The pressure remians during 2016 among commodity driven currencies - iron ore for AUD and BRL, copper for CLP, dairy for NZD - supply growth in 2016 will be below the peak rates of the past few years but still too strong to tighten market balances when China demand is so weak.

As per the estimates global iron ore supply to grow at 1.6% versus 0.7% in 2015, and copper production to expand at 1.8% versus 0.7% in 2015. But even these below-trend pace shouldn't be sufficient to lift prices given that China's industrial cycle explains over half the variation in these prices, such that every 1% change in Chinese industrial production growth is worth about 7-10% moves in prices.

The global economy is currently not doing very well. 2015 was one of the worst years in the century. The only time the economy was worse was during the previous two recessions - one at the beginning of the 21st century and the other during the global financial crisis. 2016 is likely to be as bad as there is a global slowdown, with countries like Brazil and Russia in recession.

The deficiency in global demand will inevitable affect China, and due to weak global demand, China's exports will be affected which will weaken the economy, thus India has been the only bright spot among BRIC nations. Though there are no structural problems, there are problems of global demand. Europe is stagnating, while the US is growing slowly.

Thus we expect 2016 to be a year of price divergences across commodity sectors by which the price of oil and natural gas rise but after hitting $25 a barrel, while copper to slip further (end-2016 target of $4000/tonne) and those of iron ore remain depressed but range-bound around current levels ($45/tonne).

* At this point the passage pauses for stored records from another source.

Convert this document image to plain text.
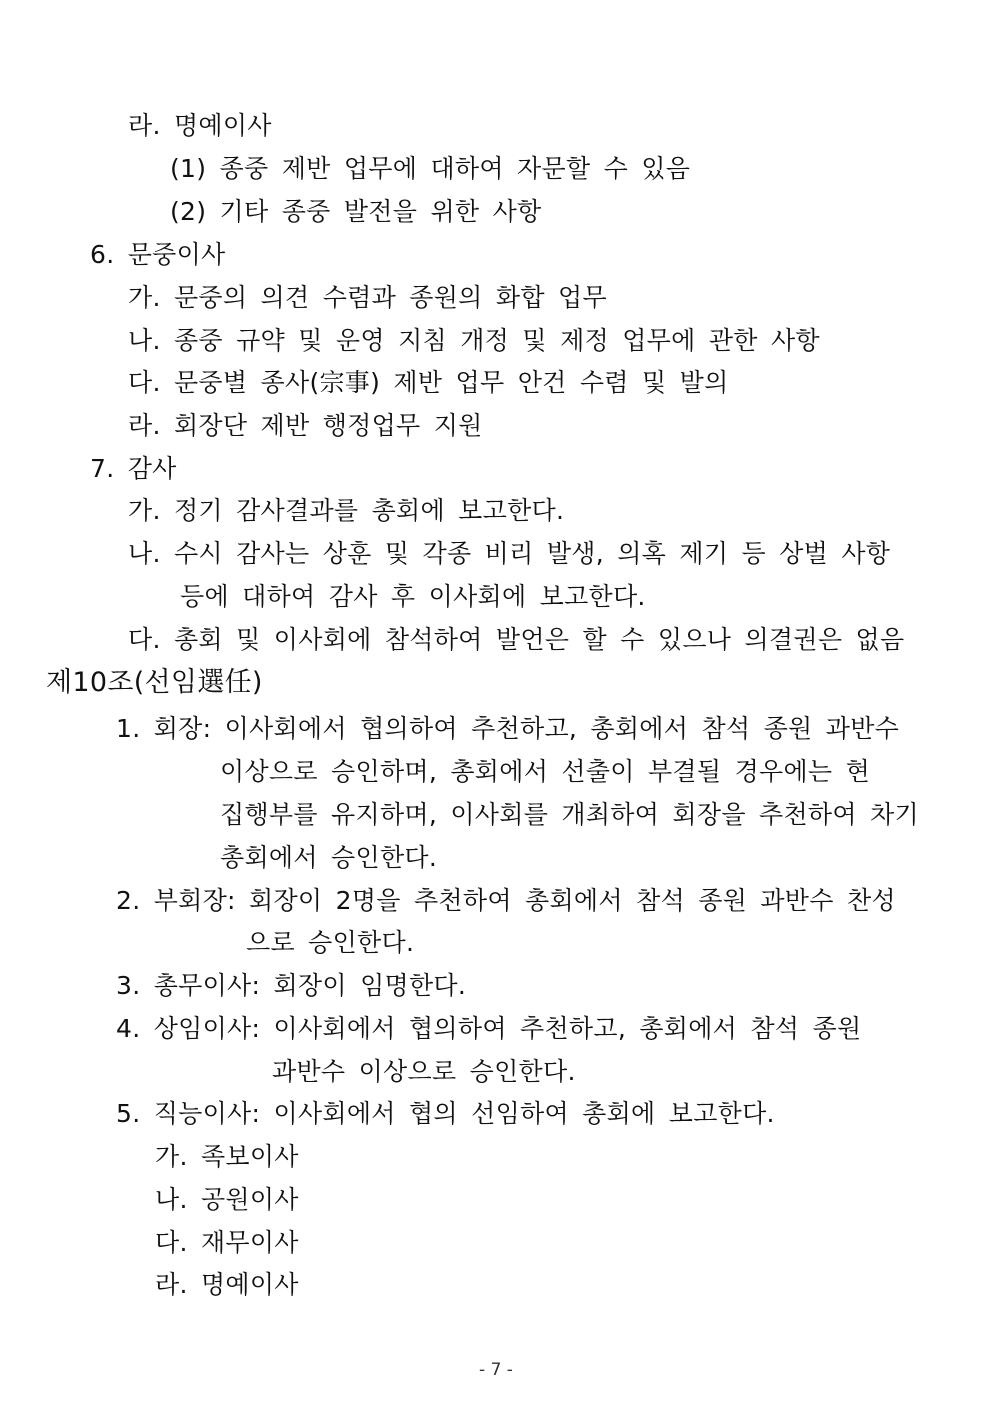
라. 명예이사
(1) 종중 제반 업무에 대하여 자문할 수 있음
(2) 기타 종중 발전을 위한 사항
6. 문중이사
가. 문중의 의견 수렴과 종원의 화합 업무
나. 종중 규약 및 운영 지침 개정 및 제정 업무에 관한 사항
다. 문중별 종사(宗事) 제반 업무 안건 수렴 및 발의
라. 회장단 제반 행정업무 지원
7. 감사
가. 정기 감사결과를 총회에 보고한다.
나. 수시 감사는 상훈 및 각종 비리 발생, 의혹 제기 등 상벌 사항
등에 대하여 감사 후 이사회에 보고한다.
다. 총회 및 이사회에 참석하여 발언은 할 수 있으나 의결권은 없음
제10조(선임選任)
1. 회장: 이사회에서 협의하여 추천하고, 총회에서 참석 종원 과반수
이상으로 승인하며, 총회에서 선출이 부결될 경우에는 현
집행부를 유지하며, 이사회를 개최하여 회장을 추천하여 차기
총회에서 승인한다.
2. 부회장: 회장이 2명을 추천하여 총회에서 참석 종원 과반수 찬성
으로 승인한다.
3. 총무이사: 회장이 임명한다.
4. 상임이사: 이사회에서 협의하여 추천하고, 총회에서 참석 종원
과반수 이상으로 승인한다.
5. 직능이사: 이사회에서 협의 선임하여 총회에 보고한다.
가. 족보이사
나. 공원이사
다. 재무이사
라. 명예이사
- 7 -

The obvious currency implications are within the commodity bloc, where currencies of oil exporters (CAD, MXN, RUB, NOK, MYR, COP) should outperform currencies of non-oil commodity producers (AUD, NZD, CLP, ZAR), but one should still be selective within each of these categories. For example within the oil export bloc, RUB is probably the most compelling in H1 since it has the highest carry (+10%) and strongest current account position (forecast 4.9% in 2016).